As a reminder, while use strict; is not a requirement
for the homework, it is a very strong suggestion (also keep in mind
that it is required before emailing for help.)
If your code produces compilation errors, you will lose all the points for compilation, and the remainder of your program will be graded subjectively based on the code you've written itself. You should never submit code that does not compile.
Output Style
Output, in this case, refers to the menu and prompts printed to the user. In general, output should be well formatted and clearly identifiable. All output on one single line is bad. The raw data, without being labeled, is also bad. If it hurts my (or the TA's) eyes to look at, it's bad.
Code Style
All code that you write should be well styled. Most important are three features: A consistent and helpful indentation scheme; Meaningful variable names; explanatory but not over-abundant comments.
For examples of well-styled code, please see perldoc perlstyle
Supplemental Files
The main homework page will soon have a sample URL to use, a sample output file, sample debugging output, a sample email text, and a Frequently Asked Questions page.
Submission Instructions
This homework is due Tuesday, November 15 2005 at 11:59:59pm. As a
reminder, your program must be functional on the machine
rcs-sun4.rpi.edu. To submit your homework, log in to
rcs-sun4.rpi.edu, and run the program:
~lallip/public/hw_submit.pl
Follow the prompts. You will receive an email confirmation of your
submission. If anything goes wrong, please email Paul at lallip@cs.rpi.edu ASAP.

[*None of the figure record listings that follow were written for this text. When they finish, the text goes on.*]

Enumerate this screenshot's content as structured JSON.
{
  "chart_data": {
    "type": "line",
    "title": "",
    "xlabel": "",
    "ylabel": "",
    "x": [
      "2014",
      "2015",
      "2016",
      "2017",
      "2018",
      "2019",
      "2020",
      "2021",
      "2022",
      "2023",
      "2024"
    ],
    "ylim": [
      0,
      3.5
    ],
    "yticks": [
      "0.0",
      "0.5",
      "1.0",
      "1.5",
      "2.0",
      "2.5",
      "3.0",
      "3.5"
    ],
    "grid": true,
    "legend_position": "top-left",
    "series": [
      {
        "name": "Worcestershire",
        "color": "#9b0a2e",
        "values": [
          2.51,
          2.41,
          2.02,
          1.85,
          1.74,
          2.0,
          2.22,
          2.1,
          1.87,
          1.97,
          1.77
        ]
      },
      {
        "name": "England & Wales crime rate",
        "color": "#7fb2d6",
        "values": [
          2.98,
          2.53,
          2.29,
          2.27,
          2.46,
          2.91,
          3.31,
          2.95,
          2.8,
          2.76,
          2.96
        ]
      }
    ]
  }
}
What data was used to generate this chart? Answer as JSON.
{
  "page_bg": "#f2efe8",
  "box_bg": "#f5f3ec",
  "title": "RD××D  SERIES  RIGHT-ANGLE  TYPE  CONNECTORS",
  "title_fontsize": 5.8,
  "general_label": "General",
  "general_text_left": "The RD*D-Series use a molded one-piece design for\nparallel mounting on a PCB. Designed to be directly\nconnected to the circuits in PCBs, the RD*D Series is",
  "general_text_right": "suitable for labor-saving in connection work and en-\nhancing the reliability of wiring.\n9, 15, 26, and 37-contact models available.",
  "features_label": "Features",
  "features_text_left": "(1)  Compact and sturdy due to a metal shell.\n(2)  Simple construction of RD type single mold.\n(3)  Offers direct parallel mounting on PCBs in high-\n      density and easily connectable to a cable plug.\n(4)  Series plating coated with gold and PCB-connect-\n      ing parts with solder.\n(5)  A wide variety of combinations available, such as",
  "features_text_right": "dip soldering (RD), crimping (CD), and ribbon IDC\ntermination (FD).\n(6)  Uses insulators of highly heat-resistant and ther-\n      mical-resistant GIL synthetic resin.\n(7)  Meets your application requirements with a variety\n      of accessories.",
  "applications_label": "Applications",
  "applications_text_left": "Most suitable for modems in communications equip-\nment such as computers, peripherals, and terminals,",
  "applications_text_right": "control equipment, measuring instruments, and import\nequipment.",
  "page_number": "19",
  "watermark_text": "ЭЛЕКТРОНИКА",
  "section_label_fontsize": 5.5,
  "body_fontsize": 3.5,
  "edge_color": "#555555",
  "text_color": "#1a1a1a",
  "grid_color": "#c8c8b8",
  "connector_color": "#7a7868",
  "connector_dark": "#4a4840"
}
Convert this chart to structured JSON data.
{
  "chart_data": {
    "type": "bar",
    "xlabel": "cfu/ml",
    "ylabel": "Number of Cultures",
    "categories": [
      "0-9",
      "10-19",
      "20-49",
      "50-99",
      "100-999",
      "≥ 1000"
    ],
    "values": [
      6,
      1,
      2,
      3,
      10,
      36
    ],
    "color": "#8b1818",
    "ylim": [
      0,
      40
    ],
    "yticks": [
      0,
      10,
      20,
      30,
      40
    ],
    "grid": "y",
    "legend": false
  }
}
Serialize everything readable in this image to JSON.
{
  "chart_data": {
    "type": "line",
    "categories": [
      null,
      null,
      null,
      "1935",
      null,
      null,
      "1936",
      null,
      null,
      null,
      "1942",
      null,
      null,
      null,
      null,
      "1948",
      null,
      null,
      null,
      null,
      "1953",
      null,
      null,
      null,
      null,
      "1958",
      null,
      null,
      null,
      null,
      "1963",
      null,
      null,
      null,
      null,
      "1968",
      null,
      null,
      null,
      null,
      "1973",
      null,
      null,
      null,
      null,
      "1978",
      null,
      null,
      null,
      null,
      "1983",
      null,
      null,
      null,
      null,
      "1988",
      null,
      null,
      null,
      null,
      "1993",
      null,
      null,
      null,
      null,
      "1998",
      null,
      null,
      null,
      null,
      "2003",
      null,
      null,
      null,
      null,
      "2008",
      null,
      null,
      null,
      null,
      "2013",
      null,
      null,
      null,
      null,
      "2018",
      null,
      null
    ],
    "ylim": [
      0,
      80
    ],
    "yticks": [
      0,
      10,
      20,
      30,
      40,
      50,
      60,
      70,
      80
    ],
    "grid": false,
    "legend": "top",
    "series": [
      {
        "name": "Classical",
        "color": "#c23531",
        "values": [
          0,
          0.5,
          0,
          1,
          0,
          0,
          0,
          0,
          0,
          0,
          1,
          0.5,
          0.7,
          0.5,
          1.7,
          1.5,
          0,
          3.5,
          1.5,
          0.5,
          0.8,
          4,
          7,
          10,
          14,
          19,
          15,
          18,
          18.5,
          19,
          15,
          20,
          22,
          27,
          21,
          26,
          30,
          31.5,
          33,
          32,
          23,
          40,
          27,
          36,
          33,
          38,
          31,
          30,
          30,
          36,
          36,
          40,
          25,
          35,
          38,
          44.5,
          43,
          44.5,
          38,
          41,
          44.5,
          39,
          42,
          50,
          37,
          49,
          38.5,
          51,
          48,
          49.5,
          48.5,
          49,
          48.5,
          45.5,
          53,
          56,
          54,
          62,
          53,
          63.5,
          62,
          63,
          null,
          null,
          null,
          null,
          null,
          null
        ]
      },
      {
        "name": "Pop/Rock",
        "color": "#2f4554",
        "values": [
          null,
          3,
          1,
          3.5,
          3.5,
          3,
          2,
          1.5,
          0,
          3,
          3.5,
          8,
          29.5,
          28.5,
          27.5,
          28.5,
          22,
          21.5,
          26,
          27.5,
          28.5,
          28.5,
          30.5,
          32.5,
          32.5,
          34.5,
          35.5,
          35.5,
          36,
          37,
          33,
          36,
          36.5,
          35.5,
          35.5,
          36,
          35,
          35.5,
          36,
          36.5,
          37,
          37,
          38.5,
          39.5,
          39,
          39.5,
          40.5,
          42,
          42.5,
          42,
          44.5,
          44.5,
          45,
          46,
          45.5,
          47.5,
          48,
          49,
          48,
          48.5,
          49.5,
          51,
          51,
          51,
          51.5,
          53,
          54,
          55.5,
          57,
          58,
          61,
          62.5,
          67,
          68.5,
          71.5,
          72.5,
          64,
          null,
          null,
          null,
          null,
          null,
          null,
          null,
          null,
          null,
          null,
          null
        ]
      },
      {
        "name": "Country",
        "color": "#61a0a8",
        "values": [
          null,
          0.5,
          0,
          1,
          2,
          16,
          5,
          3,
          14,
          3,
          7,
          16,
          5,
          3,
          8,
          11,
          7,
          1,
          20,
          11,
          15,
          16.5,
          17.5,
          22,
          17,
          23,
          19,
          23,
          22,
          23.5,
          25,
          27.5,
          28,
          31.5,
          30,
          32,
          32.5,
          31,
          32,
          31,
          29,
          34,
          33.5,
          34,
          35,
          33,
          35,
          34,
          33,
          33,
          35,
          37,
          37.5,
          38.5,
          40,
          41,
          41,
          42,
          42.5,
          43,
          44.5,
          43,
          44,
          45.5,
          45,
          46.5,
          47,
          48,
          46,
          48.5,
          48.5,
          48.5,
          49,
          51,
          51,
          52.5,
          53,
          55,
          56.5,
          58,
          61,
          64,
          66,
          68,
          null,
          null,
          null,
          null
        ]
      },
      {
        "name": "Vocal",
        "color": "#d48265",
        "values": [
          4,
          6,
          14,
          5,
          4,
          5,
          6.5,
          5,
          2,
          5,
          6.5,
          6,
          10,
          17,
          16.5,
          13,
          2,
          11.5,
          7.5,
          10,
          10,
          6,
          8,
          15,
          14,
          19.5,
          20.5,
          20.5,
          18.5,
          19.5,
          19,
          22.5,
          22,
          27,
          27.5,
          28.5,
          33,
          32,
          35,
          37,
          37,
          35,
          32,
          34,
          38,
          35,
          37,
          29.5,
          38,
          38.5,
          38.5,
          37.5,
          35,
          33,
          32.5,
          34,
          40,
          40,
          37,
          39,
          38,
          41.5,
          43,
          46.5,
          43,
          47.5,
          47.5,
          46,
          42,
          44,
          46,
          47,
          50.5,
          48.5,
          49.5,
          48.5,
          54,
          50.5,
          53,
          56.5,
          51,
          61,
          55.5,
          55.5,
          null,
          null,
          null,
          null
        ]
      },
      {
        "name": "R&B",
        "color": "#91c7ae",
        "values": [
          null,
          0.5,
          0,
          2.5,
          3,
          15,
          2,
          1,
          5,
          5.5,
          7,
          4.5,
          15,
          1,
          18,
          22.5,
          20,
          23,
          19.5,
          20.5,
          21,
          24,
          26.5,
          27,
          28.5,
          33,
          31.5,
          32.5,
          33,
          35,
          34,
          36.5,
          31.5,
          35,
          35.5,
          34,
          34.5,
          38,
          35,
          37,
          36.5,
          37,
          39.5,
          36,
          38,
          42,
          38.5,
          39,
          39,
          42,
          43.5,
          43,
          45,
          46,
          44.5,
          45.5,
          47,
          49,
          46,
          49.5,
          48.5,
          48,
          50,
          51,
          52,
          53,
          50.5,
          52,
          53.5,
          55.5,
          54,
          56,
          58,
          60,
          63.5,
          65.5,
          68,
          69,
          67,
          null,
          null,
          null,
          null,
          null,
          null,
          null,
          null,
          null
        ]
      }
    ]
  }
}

Remember that you may submit infinite times. Only the last homework submission will be looked at.
The homework will be accepted until Wednesday, November 16, 2005 at 3:59:59pm for a reduction of 20 points. Please note that if you make a submission at 11:30pm on the due date, and another 2 hours later, only the late submission will be graded. If your program is not complete, please use the table above to determine if a 20 point deduction warrants you completing the assignment and submitting late.